KANSAS CITY, Mo. — Judge Lisa White Hardwick is no stranger to pressure. She first felt pressure as a 7-year-old girl in Kansas City, Missouri, in the days after Dr. Martin Luther King Jr. died.
“Intuitively, it helped me to understand the connection between law and civil rights and that if we’re going to have a fair and free society, truly, we had to enforce our civil rights,” she said.
"I think Billie Jean King said pressure is a privilege that comes with being the first person through the door,” Hardwick said, summarizing the tennis star’s famous words. “The pressure is to make sure the door stays open and that you do a good enough job that people will be able to follow behind you."
In the past 20 years, three other Black women have served as appellate court judges in Missouri — all in the Eastern District. Still no Black woman has served as a Supreme Court judge in Missouri.
Hardwick’s been nominated twice and plans to apply again this year when Judge Laura Denvir Stith retires in March.
“You want to believe the judges on the court understand what it means to be an American, like you’re an American,” Hardwick said about why diversity is important in the justice system.
Some of her most impactful work on civil rights happens outside the downtown Kansas City courtroom. Since its creation in 2015, Hardwick has served as a co-chair of Missouri’s Commission on Racial and Ethnic Fairness.
“It’s been eye-opening,” Hardwick said. “I’ve been in this system 21 years now and I had not realized the statistical disparities that exist in our criminal justice system.”
She points to data from the Missouri attorney general’s office that shows Black residents are more likely to get pulled over, searched and arrested compared to White residents.
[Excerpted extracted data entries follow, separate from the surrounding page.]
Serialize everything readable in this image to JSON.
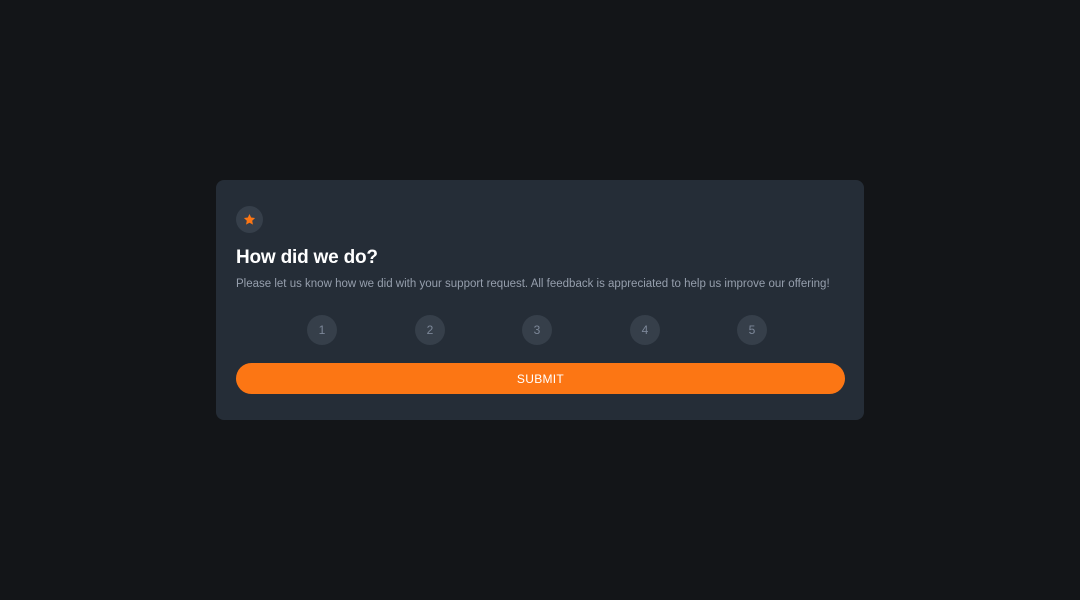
{
  "card": {
    "icon": "star-icon",
    "title": "How did we do?",
    "description": "Please let us know how we did with your support request. All feedback is appreciated to help us improve our offering!"
  },
  "ratings": [
    "1",
    "2",
    "3",
    "4",
    "5"
  ],
  "submit_label": "SUBMIT",
  "colors": {
    "page_background": "#131518",
    "card_background": "#252d37",
    "circle_background": "#363f4a",
    "accent": "#fc7614",
    "title_text": "#ffffff",
    "body_text": "#969fad"
  }
}
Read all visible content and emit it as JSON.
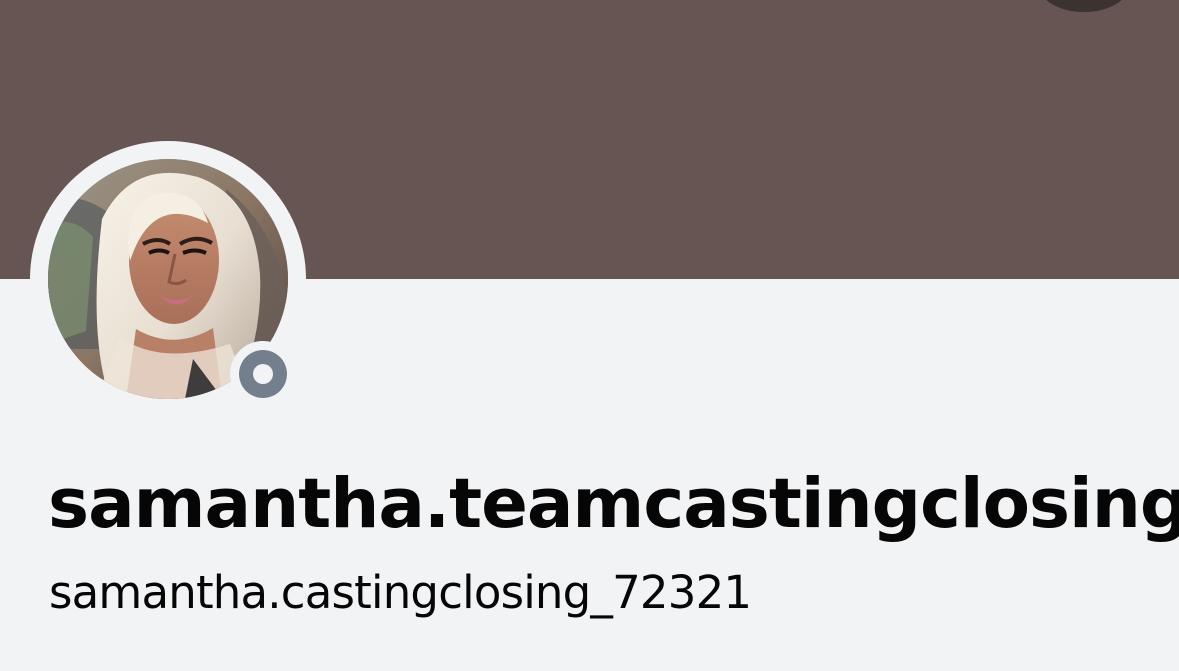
{
  "profile": {
    "display_name": "samantha.teamcastingclosing",
    "username": "samantha.castingclosing_72321",
    "status": "offline"
  },
  "colors": {
    "banner": "#665552",
    "background": "#f2f3f5",
    "status_offline": "#747f8d",
    "text": "#060607"
  },
  "icons": {
    "avatar": "user-avatar-photo",
    "status": "offline-status-icon",
    "corner": "round-header-button"
  }
}
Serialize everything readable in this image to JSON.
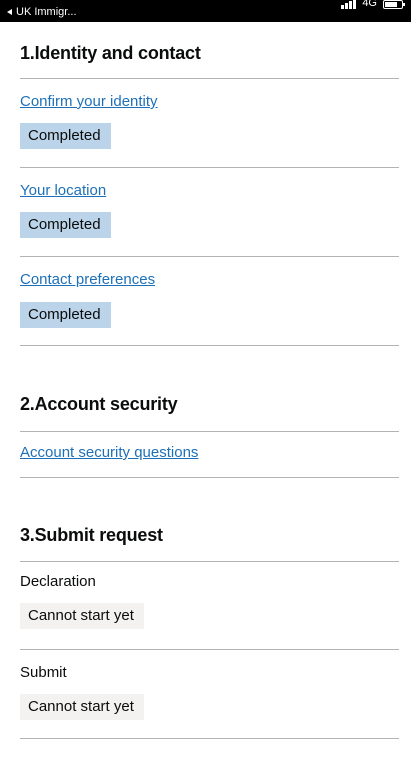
{
  "status_bar": {
    "back_label": "UK Immigr...",
    "network": "4G"
  },
  "sections": [
    {
      "title": "1.Identity and contact",
      "tasks": [
        {
          "label": "Confirm your identity",
          "link": true,
          "status": "Completed"
        },
        {
          "label": "Your location",
          "link": true,
          "status": "Completed"
        },
        {
          "label": "Contact preferences",
          "link": true,
          "status": "Completed"
        }
      ]
    },
    {
      "title": "2.Account security",
      "tasks": [
        {
          "label": "Account security questions",
          "link": true,
          "status": ""
        }
      ]
    },
    {
      "title": "3.Submit request",
      "tasks": [
        {
          "label": "Declaration",
          "link": false,
          "status": "Cannot start yet"
        },
        {
          "label": "Submit",
          "link": false,
          "status": "Cannot start yet"
        }
      ]
    }
  ],
  "colors": {
    "link": "#1d70b8",
    "completed_tag": "#bbd4ea",
    "cannot_start_tag": "#f3f2f1",
    "divider": "#b1b4b6"
  }
}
After a conviction, data shows Black people receive longer prison sentences than White people in Missouri.
In 2019, the commission implemented diversity training for lawyers and made changes to jury proceedings to eliminate unconscious biases. Hardwick said the results haven’t been perfect.
"Sometimes when you highlight stereotypes to people, for some reason, it reinforces them, rather than cause them to change,” she said. “We have to figure out how to do that."
So Hardwick will continue to strategize ways to ensure everyone gets a fair chance at justice when they step into her courtroom, or any other courtroom in Missouri.
“I think that’s one of the reasons I’ve enjoyed my legal career so much,” she said. “I knew from the beginning what it was I wanted to do and I’ve always tried to structure my career so I was moving along that path and making progress in terms of ensuring civil rights laws were enforced and we’d have equal access to justice.”
For Hardwick, pressure is the best kind of motivation.